На другое утро Ася, как обычно, пришла на работу и, едва переступив порог, почувствовала неясную вибрирующую тревогу, витающую в больнице.
– Семена Николаевича арестовали! – объявил бледный взволнованный фельдшер, когда коллеги собрались в ординаторской. – Ночью пришли двое вооруженных людей, все перевернули вверх дном и… увели нашего доктора… в неизвестном направлении.
– Господи! – воскликнул старый врач Лобко. – Он-то кому дорогу перешел?
– Давайте, коллеги, поосторожней с комментариями, – попросил фельдшер. – Это нас всех коснуться может! Вот Семен Николаевич не стеснялся своих настроений, за то и поплатился… Но что же теперь делать с деревней? Кто поедет со мной? Не один же я, в конце концов? Мне необходима помощь, хотя бы с документацией!
– Я не поеду, – раздраженно заявил Лобко, оглаживая бородку. – Здесь тоже полно больных и опять же – та же мобилизация.
– Тогда пусть едет Вознесенская, – заявил фельдшер так, будто Аси в комнате не было.
– Надо, значит, поеду, – сказала Ася.
Ее раздражали брюзжание фельдшера, его суета, казавшаяся ей совершенно лишней. Ну в деревню так в деревню. Юлика придется оставить на Александру Павловну, которая и без того постоянно с ним. Маша поможет.
– Ничего, Асенька, ты не одна там будешь, – поддержал ее дома отец Сергий. – В Закобякине все семейство отца Федора, люди тебе не чужие, у них сможешь остановиться. А за сына не беспокойся. Матушка Саша пятерых вырастила, и все, слава Богу, здоровы. И теперь ей ребенок как нельзя кстати. Как Владимира забрали, она места себе не находит.
С неспокойным сердцем отправлялась Ася в Закобякино – трудно оставлять ребенка. Но куда деваться? Пожалуй, ослушайся, уклонись – попадешь туда же, куда увели доктора Потехина.
В закобякинском сельском совете – большой просторной избе в два этажа – фельдшеру и Асе выделили отдельную комнату для осмотра мобилизованных. Напротив сельсовета – длинный ряд лабазов. Все дома на улице добротные, с каменным первым этажом и деревянным – верхним. Резные наличники, мезонины. Не дома – терема. На площади возле бронзового памятника Александру II шел митинг. Выступал городской оратор в военной гимнастерке с портупеей.
– Молодая республика в опасности! – орал он, разрубая кулаком воздух перед своим лицом. – Встанем на ее защиту, не дадим потоптать завоевания революции! Власть – Советам! Земля – крестьянам!
Кучкой стояли закобякинские мужики – крепкие, круглолицые, в жилетках и картузах с блестящими козырьками. Не крестьяне, купцы.

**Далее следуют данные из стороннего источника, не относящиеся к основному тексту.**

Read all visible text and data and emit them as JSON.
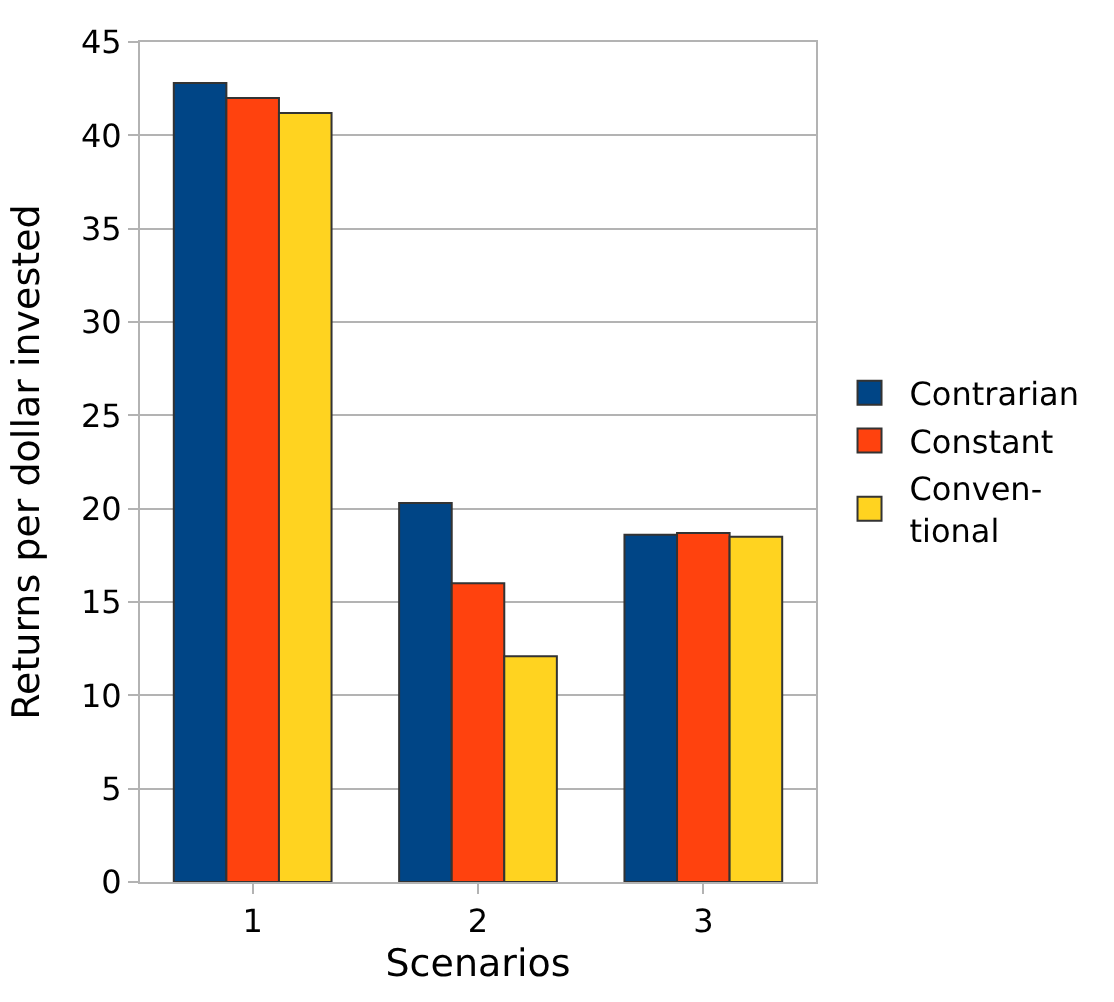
{
  "chart_data": {
    "type": "bar",
    "xlabel": "Scenarios",
    "ylabel": "Returns per dollar invested",
    "categories": [
      "1",
      "2",
      "3"
    ],
    "series": [
      {
        "name": "Contrarian",
        "color": "#004586",
        "values": [
          42.8,
          20.3,
          18.6
        ]
      },
      {
        "name": "Constant",
        "color": "#ff420e",
        "values": [
          42.0,
          16.0,
          18.7
        ]
      },
      {
        "name": "Conven-\ntional",
        "color": "#ffd320",
        "values": [
          41.2,
          12.1,
          18.5
        ]
      }
    ],
    "ylim": [
      0,
      45
    ],
    "yticks": [
      0,
      5,
      10,
      15,
      20,
      25,
      30,
      35,
      40,
      45
    ],
    "grid": "y",
    "legend": "right"
  }
}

Так и веяло от этой кучки скрытой недоброжелательной силой. Рядом толпились мужики из окрестных деревень, приехавшие на телегах, уставшие сидеть без дела на жаре. Они лузгали семечки и посмеивались над оратором. Потом кто-то не выдержал:
– Надоело воевать! Сеять некому!
– Мы той земли не видали еще!
За первой репликой посыпались еще более решительные. Мало кто из крестьян горел желанием сразиться с Колчаком.
Оратор, не вступая в дискуссию, уступил место другому военному, который не стал агитировать, а резко и деловито разъяснил порядок мобилизации.
Ася с фельдшером стояли на крыльце сельсовета и наблюдали за происходящим.
– Только мужик до дома добрался, до земли, а его хвать за шкирку – и вновь на войну, – рассуждал Оносов. – Чует мое сердце, обернется им кровушкой сия мобилизация. Не наберут.
– Как не наберут? – возразила Ася. – Село большое, наберут…
– Большое да зажиточное. Мужики свое добро не бросят. Мало лошадей для армии позабирали, излишки конфискуют, так теперь и самих хозяев повыкурят на войну… Нет, Августина Тихоновна, что-то будет…
Вопреки прогнозам фельдшера закобякинцы в открытую протеста не проявили. Выстроились в очередь на медосмотр и, как один, стали жаловаться на различные застарелые хвори, на что фельдшер не реагировал.
Зато когда военные отправились по домам, сверяя списки, половины молодых мужиков недосчитались.
– Попрятались! – негодовал оратор в портупее. – Ну ничего, жрать захотят, приползут, переловим…
Неделю работала комиссия по мобилизации, но уклонившихся не дождалась. Отряд красноармейцев стоял в селе для соблюдения революционного порядка.